Con il suo Imoon Studios, guidato dal claim “Beyond the Light”, l’azienda si è posizionata tra i migliori espositori della fiera, distinguendosi per l’eccellenza in estetica, funzionalità e innovazione, i criteri chiave valutati dalla giuria internazionale di Exhibitor Magazine. In questo scenario Imoon ha presentato due anteprime assolute, la prima delle quali è Service Track, un innovativo sistema che riunisce tutti gli impianti e le tecnologie funzionali a uno spazio commerciale in un’unica architettura. Grazie ai connettori patent pending, alimentazione, trasmissione dati, illuminazione, audio, sicurezza, sensoristica e predisposizione per connessioni AI-ready, convergono in una soluzione integrata, concepita per garantire pulizia visiva, flessibilità progettuale e una superiore efficienza complessiva.
Imoon dà forma a una nuova dimensione della comunicazione in-store con Vision, l’inedita soluzione che unisce in modo nativo illuminazione e informazione, trasformando i corpi illuminanti in media digitali, capaci di veicolare contenuti informativi, promozionali e di servizio nell’intera area dello store. Dalle casse alle corsie, fino alle velette di reparto, la luce diventa strumento di orientamento, coinvolgimento e relazione con il consumatore. Numerazione delle casse, messaggi promozionali, indicazioni di reparto, contenuti di cross-selling e segnali di sicurezza si integrano direttamente nell’elemento illuminotecnico, rendendo la comunicazione parte organica dello spazio.
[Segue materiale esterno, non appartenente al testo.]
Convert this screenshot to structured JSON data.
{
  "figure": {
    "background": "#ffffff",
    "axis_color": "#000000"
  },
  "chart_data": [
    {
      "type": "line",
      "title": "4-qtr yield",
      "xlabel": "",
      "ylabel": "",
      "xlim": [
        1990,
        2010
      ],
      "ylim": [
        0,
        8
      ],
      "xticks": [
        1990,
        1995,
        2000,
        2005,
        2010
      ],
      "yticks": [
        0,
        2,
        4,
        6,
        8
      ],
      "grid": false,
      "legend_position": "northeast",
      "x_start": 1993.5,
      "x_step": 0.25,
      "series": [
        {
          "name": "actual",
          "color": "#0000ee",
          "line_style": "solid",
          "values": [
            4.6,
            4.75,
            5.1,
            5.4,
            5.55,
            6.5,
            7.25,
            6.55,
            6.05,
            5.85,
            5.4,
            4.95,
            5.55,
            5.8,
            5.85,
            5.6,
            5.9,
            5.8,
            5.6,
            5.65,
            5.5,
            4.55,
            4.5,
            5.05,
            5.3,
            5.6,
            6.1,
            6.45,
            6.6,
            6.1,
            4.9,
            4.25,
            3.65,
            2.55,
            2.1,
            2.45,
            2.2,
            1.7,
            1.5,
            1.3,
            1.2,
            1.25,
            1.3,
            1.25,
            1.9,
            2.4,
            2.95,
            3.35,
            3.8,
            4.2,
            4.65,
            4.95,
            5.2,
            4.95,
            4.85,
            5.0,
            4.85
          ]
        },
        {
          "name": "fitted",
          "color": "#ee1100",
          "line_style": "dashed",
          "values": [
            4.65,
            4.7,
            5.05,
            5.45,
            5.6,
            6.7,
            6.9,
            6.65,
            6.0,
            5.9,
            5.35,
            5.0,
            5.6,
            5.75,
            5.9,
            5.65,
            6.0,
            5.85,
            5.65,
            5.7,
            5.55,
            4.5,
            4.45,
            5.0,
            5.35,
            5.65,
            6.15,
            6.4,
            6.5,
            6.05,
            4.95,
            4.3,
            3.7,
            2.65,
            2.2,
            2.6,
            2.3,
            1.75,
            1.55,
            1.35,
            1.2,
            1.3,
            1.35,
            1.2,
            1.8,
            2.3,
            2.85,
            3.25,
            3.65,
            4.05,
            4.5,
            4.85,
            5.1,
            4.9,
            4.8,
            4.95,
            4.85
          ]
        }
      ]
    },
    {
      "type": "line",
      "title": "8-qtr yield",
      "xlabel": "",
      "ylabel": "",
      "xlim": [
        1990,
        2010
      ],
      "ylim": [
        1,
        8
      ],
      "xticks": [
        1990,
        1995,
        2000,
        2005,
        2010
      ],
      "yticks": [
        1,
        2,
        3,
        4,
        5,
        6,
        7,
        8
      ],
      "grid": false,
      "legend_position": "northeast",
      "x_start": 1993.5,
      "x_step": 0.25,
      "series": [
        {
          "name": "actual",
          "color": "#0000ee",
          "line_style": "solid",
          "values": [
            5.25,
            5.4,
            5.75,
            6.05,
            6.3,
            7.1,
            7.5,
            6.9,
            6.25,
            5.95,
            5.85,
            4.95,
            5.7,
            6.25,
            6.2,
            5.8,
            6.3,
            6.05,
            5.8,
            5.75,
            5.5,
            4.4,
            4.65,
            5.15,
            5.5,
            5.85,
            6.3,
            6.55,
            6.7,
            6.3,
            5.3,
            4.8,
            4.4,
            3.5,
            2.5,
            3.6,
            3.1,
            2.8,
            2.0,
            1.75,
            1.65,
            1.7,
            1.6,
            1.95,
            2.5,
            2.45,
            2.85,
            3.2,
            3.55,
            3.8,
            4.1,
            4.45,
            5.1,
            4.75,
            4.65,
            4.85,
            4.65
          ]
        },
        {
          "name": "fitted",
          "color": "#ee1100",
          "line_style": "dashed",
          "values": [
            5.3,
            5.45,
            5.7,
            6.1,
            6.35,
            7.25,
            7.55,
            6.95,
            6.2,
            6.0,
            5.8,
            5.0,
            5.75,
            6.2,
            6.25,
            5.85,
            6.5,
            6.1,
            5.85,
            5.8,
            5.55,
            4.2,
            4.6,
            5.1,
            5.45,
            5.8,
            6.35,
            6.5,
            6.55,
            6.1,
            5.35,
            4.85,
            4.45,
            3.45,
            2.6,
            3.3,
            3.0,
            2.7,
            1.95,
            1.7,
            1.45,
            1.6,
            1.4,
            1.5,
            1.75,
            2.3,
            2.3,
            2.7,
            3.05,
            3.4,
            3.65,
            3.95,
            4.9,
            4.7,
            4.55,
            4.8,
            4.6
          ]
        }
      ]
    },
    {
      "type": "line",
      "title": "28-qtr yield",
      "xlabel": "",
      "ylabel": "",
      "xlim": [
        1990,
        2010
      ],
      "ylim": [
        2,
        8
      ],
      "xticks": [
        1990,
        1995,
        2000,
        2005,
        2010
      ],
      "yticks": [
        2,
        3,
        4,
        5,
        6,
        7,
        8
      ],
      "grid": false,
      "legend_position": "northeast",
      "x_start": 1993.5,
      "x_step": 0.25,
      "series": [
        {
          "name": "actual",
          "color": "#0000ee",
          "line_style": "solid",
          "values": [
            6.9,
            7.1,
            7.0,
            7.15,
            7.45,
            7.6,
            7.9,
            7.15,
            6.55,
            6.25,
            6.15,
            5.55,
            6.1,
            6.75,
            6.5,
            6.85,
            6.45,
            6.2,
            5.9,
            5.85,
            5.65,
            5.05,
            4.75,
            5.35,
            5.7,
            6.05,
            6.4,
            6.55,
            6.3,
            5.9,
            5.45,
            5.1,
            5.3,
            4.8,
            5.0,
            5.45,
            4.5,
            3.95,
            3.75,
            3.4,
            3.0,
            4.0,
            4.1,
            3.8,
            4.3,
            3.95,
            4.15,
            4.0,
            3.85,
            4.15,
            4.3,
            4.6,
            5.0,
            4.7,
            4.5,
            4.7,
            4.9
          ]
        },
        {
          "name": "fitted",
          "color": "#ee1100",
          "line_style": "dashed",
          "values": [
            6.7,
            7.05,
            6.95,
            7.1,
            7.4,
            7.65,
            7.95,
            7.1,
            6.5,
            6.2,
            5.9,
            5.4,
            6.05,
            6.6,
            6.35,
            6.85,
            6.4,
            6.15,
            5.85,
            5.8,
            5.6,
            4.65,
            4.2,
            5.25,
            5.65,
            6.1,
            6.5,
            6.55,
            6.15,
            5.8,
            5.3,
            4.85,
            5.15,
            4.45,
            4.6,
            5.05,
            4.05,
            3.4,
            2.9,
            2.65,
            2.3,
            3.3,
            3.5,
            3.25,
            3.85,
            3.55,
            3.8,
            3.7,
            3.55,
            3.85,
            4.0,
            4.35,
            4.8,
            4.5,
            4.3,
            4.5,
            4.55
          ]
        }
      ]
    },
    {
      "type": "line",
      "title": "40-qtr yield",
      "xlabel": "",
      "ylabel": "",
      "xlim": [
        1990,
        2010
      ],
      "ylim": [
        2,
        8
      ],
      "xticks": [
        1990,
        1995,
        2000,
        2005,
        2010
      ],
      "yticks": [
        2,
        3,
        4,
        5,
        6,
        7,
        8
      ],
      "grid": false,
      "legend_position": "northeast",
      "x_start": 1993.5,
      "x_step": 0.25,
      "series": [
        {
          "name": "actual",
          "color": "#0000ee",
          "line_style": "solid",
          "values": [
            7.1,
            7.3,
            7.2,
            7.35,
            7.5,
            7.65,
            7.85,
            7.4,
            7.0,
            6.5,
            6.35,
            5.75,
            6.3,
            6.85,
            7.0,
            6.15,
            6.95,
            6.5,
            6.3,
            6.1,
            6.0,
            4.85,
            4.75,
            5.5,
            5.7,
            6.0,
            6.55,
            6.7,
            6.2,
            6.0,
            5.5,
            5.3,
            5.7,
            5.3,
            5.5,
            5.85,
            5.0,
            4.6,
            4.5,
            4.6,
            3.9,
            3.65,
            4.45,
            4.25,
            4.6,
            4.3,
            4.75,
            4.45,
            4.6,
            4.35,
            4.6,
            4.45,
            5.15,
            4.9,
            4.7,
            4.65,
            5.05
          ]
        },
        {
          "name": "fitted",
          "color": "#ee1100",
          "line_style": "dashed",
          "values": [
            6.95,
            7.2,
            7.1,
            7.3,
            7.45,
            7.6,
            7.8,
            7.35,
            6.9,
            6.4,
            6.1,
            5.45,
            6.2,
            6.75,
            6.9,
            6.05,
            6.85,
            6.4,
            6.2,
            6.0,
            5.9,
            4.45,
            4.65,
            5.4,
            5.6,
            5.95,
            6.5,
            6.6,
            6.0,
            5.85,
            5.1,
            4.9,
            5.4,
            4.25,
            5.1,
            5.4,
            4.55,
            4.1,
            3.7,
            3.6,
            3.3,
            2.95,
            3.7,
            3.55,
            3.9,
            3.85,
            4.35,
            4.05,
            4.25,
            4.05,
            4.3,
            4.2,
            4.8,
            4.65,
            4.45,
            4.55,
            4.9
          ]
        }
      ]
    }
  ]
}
“Nella giusta luce, al momento giusto, tutto è straordinario – dichiara Pierluigi Gusmani, international sales director di Imoon – è il principio che guida il nostro approccio: un metodo progettuale in cui l’illuminazione non si limita a valorizzare lo spazio, ma diventa storytelling. Una visione che trova in EuroShop la sua massima espressione nello stand realizzato come un vero e proprio studio cinematografico immersivo. Il progetto espositivo si sviluppa come una sequenza di scene di un film, dove ogni dettaglio racconta una storia e il visitatore diventa parte dell’esperienza”.